I headed off to locate the other sites. The intersection of what I thought was Corbett and Sheridan (actually Water and Sheridan) lined up in an industrial way station surrounded by fences tucked under highway overpasses. It looked like an area stray teeth could be found. The street post was surrounded by dirt and gravel with little concrete, besides the curb, that would have secured teeth for any time. I could have searched more but I had already gotten lucky enough to discover one good denture story and there was no one in the vicinity to offer another.
I walked past the west side of the Ross Island bridge, another possible location. There was no indication besides slabs of concrete in line for an upgrade. I noticed possible cavity fill from whatever industrial dentistry may have been performed to remove dentures that may have been there. As I walked down SW Kelly Street past signs posted about a missing cat named Dexter, I reached the last location, the intersection of SW Water Street and SW Abernathy near Barbur Boulevard. The area was over grown, with sidewalk moss that would have a required a giant toothbrush to clear it away. There seemed to be little chance to spot teeth in this concrete.

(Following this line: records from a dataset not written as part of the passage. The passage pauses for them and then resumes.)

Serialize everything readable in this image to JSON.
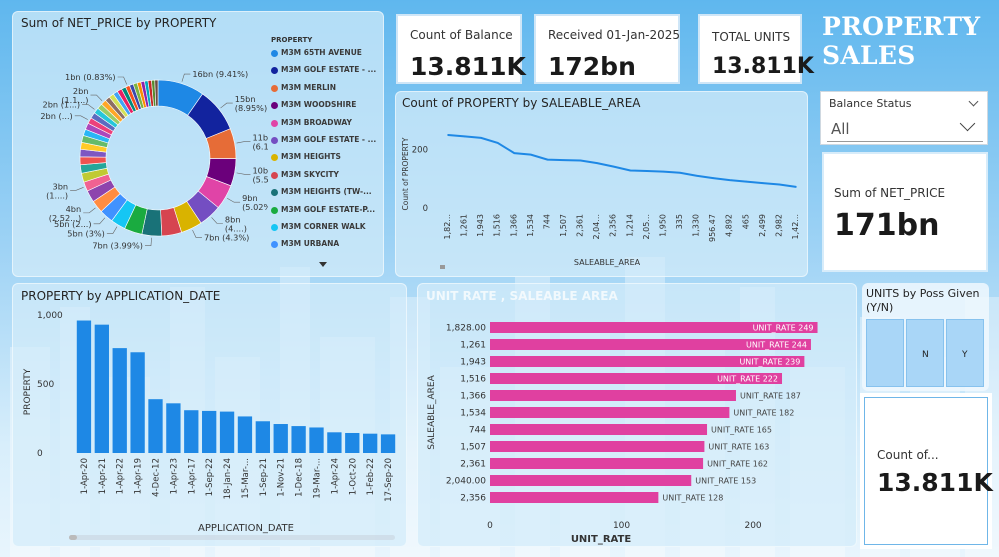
{
  "dashboard_title": "PROPERTY SALES",
  "kpi_cards": [
    {
      "label": "Count of Balance",
      "value": "13.811K"
    },
    {
      "label": "Received 01-Jan-2025",
      "value": "172bn"
    },
    {
      "label": "TOTAL UNITS",
      "value": "13.811K"
    }
  ],
  "net_price_card": {
    "label": "Sum of NET_PRICE",
    "value": "171bn"
  },
  "count_card": {
    "label": "Count of...",
    "value": "13.811K"
  },
  "slicer": {
    "title": "Balance Status",
    "selected": "All"
  },
  "poss_tiles": {
    "title": "UNITS by Poss Given (Y/N)",
    "labels": [
      "N",
      "Y"
    ]
  },
  "colors": {
    "bar_blue": "#1e88e5",
    "bar_pink": "#e040a0",
    "line_blue": "#1e88e5"
  },
  "chart_data": [
    {
      "type": "pie",
      "title": "Sum of NET_PRICE by PROPERTY",
      "legend_title": "PROPERTY",
      "legend": [
        {
          "name": "M3M 65TH AVENUE",
          "color": "#1e88e5"
        },
        {
          "name": "M3M GOLF ESTATE - ...",
          "color": "#12239e"
        },
        {
          "name": "M3M MERLIN",
          "color": "#e66c37"
        },
        {
          "name": "M3M WOODSHIRE",
          "color": "#6b007b"
        },
        {
          "name": "M3M BROADWAY",
          "color": "#e044a7"
        },
        {
          "name": "M3M GOLF ESTATE - ...",
          "color": "#744ec2"
        },
        {
          "name": "M3M HEIGHTS",
          "color": "#d9b300"
        },
        {
          "name": "M3M SKYCITY",
          "color": "#d64550"
        },
        {
          "name": "M3M HEIGHTS (TW-...",
          "color": "#197278"
        },
        {
          "name": "M3M GOLF ESTATE-P...",
          "color": "#1aab40"
        },
        {
          "name": "M3M CORNER WALK",
          "color": "#15c6f4"
        },
        {
          "name": "M3M URBANA",
          "color": "#4092ff"
        }
      ],
      "slices": [
        {
          "label": "16bn (9.41%)",
          "value": 9.41,
          "color": "#1e88e5"
        },
        {
          "label": "15bn (8.95%)",
          "value": 8.95,
          "color": "#12239e"
        },
        {
          "label": "11bn (6.1...)",
          "value": 6.1,
          "color": "#e66c37"
        },
        {
          "label": "10bn (5.5...)",
          "value": 5.5,
          "color": "#6b007b"
        },
        {
          "label": "9bn (5.02%)",
          "value": 5.02,
          "color": "#e044a7"
        },
        {
          "label": "8bn (4....)",
          "value": 4.6,
          "color": "#744ec2"
        },
        {
          "label": "7bn (4.3%)",
          "value": 4.3,
          "color": "#d9b300"
        },
        {
          "label": "",
          "value": 4.0,
          "color": "#d64550"
        },
        {
          "label": "7bn (3.99%)",
          "value": 3.99,
          "color": "#197278"
        },
        {
          "label": "",
          "value": 3.6,
          "color": "#1aab40"
        },
        {
          "label": "5bn (3%)",
          "value": 3.0,
          "color": "#15c6f4"
        },
        {
          "label": "5bn (2...)",
          "value": 2.8,
          "color": "#4092ff"
        },
        {
          "label": "4bn (2.52...)",
          "value": 2.52,
          "color": "#ff8c42"
        },
        {
          "label": "",
          "value": 2.4,
          "color": "#8e44ad"
        },
        {
          "label": "3bn (1....)",
          "value": 1.9,
          "color": "#f06292"
        },
        {
          "label": "",
          "value": 1.8,
          "color": "#c0ca33"
        },
        {
          "label": "",
          "value": 1.7,
          "color": "#26a69a"
        },
        {
          "label": "",
          "value": 1.6,
          "color": "#ef5350"
        },
        {
          "label": "",
          "value": 1.5,
          "color": "#7e57c2"
        },
        {
          "label": "",
          "value": 1.4,
          "color": "#ffca28"
        },
        {
          "label": "",
          "value": 1.4,
          "color": "#66bb6a"
        },
        {
          "label": "",
          "value": 1.3,
          "color": "#29b6f6"
        },
        {
          "label": "",
          "value": 1.3,
          "color": "#ab47bc"
        },
        {
          "label": "2bn (...)",
          "value": 1.2,
          "color": "#ec407a"
        },
        {
          "label": "",
          "value": 1.2,
          "color": "#5c6bc0"
        },
        {
          "label": "2bn (1...)",
          "value": 1.15,
          "color": "#26c6da"
        },
        {
          "label": "",
          "value": 1.1,
          "color": "#9ccc65"
        },
        {
          "label": "2bn (1.1...)",
          "value": 1.1,
          "color": "#ffa726"
        },
        {
          "label": "",
          "value": 1.0,
          "color": "#8d6e63"
        },
        {
          "label": "",
          "value": 1.0,
          "color": "#d4e157"
        },
        {
          "label": "",
          "value": 0.95,
          "color": "#42a5f5"
        },
        {
          "label": "",
          "value": 0.95,
          "color": "#e91e63"
        },
        {
          "label": "",
          "value": 0.9,
          "color": "#00897b"
        },
        {
          "label": "1bn (0.83%)",
          "value": 0.83,
          "color": "#f4511e"
        },
        {
          "label": "",
          "value": 0.8,
          "color": "#3949ab"
        },
        {
          "label": "",
          "value": 0.8,
          "color": "#7cb342"
        },
        {
          "label": "",
          "value": 0.75,
          "color": "#fb8c00"
        },
        {
          "label": "",
          "value": 0.75,
          "color": "#8e24aa"
        },
        {
          "label": "",
          "value": 0.7,
          "color": "#00acc1"
        },
        {
          "label": "",
          "value": 0.7,
          "color": "#c62828"
        },
        {
          "label": "",
          "value": 0.65,
          "color": "#558b2f"
        },
        {
          "label": "",
          "value": 0.65,
          "color": "#6d4c41"
        }
      ]
    },
    {
      "type": "line",
      "title": "Count of PROPERTY by SALEABLE_AREA",
      "xlabel": "SALEABLE_AREA",
      "ylabel": "Count of PROPERTY",
      "y_ticks": [
        0,
        200
      ],
      "ylim": [
        0,
        300
      ],
      "categories": [
        "1,82...",
        "1,261",
        "1,943",
        "1,516",
        "1,366",
        "1,534",
        "744",
        "1,507",
        "2,361",
        "2,04...",
        "2,356",
        "1,214",
        "2,05...",
        "1,950",
        "335",
        "1,330",
        "956.47",
        "4,892",
        "465",
        "2,499",
        "2,982",
        "1,42..."
      ],
      "values": [
        249,
        244,
        239,
        222,
        187,
        182,
        165,
        163,
        162,
        153,
        141,
        128,
        126,
        124,
        120,
        110,
        102,
        95,
        90,
        85,
        80,
        72
      ]
    },
    {
      "type": "bar",
      "title": "PROPERTY by APPLICATION_DATE",
      "xlabel": "APPLICATION_DATE",
      "ylabel": "PROPERTY",
      "y_ticks": [
        0,
        500,
        1000
      ],
      "y_tick_labels": [
        "0",
        "500",
        "1,000"
      ],
      "ylim": [
        0,
        1000
      ],
      "categories": [
        "1-Apr-20",
        "1-Apr-21",
        "1-Apr-22",
        "1-Apr-19",
        "4-Dec-12",
        "1-Apr-23",
        "1-Apr-17",
        "1-Sep-22",
        "18-Jan-24",
        "15-Mar-...",
        "1-Sep-21",
        "1-Nov-21",
        "1-Dec-18",
        "19-Mar-...",
        "1-Apr-24",
        "1-Oct-20",
        "1-Feb-22",
        "17-Sep-20"
      ],
      "values": [
        960,
        930,
        760,
        730,
        390,
        360,
        310,
        305,
        300,
        265,
        230,
        210,
        195,
        185,
        150,
        145,
        140,
        135
      ]
    },
    {
      "type": "bar",
      "orientation": "horizontal",
      "title": "UNIT RATE , SALEABLE AREA",
      "xlabel": "UNIT_RATE",
      "ylabel": "SALEABLE_AREA",
      "x_ticks": [
        0,
        100,
        200
      ],
      "xlim": [
        0,
        260
      ],
      "series_label": "UNIT_RATE",
      "categories": [
        "1,828.00",
        "1,261",
        "1,943",
        "1,516",
        "1,366",
        "1,534",
        "744",
        "1,507",
        "2,361",
        "2,040.00",
        "2,356"
      ],
      "values": [
        249,
        244,
        239,
        222,
        187,
        182,
        165,
        163,
        162,
        153,
        128
      ]
    }
  ]
}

I’d already accomplished more than I thought I would. With my brain full of images of broken down sidewalks, my ears full of the traffic swishing sounds, I caught the last glimpses of the setting sun’s splashes of autumnal hues cast against a late afternoon sky while walking through the shadows of the urban neighborhood to my car.
I still had questions. I never had a sense of how many dentures were planted. While wandering around it occurred to me that I would have planted hundreds of dentures as a spider unleashes hundreds of babies onto the world hoping that like the spiders some of the installed teeth would survive. I thought about how the teeth were placed in the sidewalk. It couldn’t have been easy to chop up concrete and then seal up the dentures. One answered question took the sting out of the remaining mysteries. A day later Jesse sent an email that included the promised photograph. I saw it the morning after he sent it and it made my day. Something felt magical when I received that evidence along with experiencing a Portland neighborhood I’d never seen, meeting a receptive neighbor and hearing a story of a long ago punk rock show. I had a boost of civic pride. There could have been magic in those teeth. They gave me hope that Portland will always have pockets of weirdness to be discovered.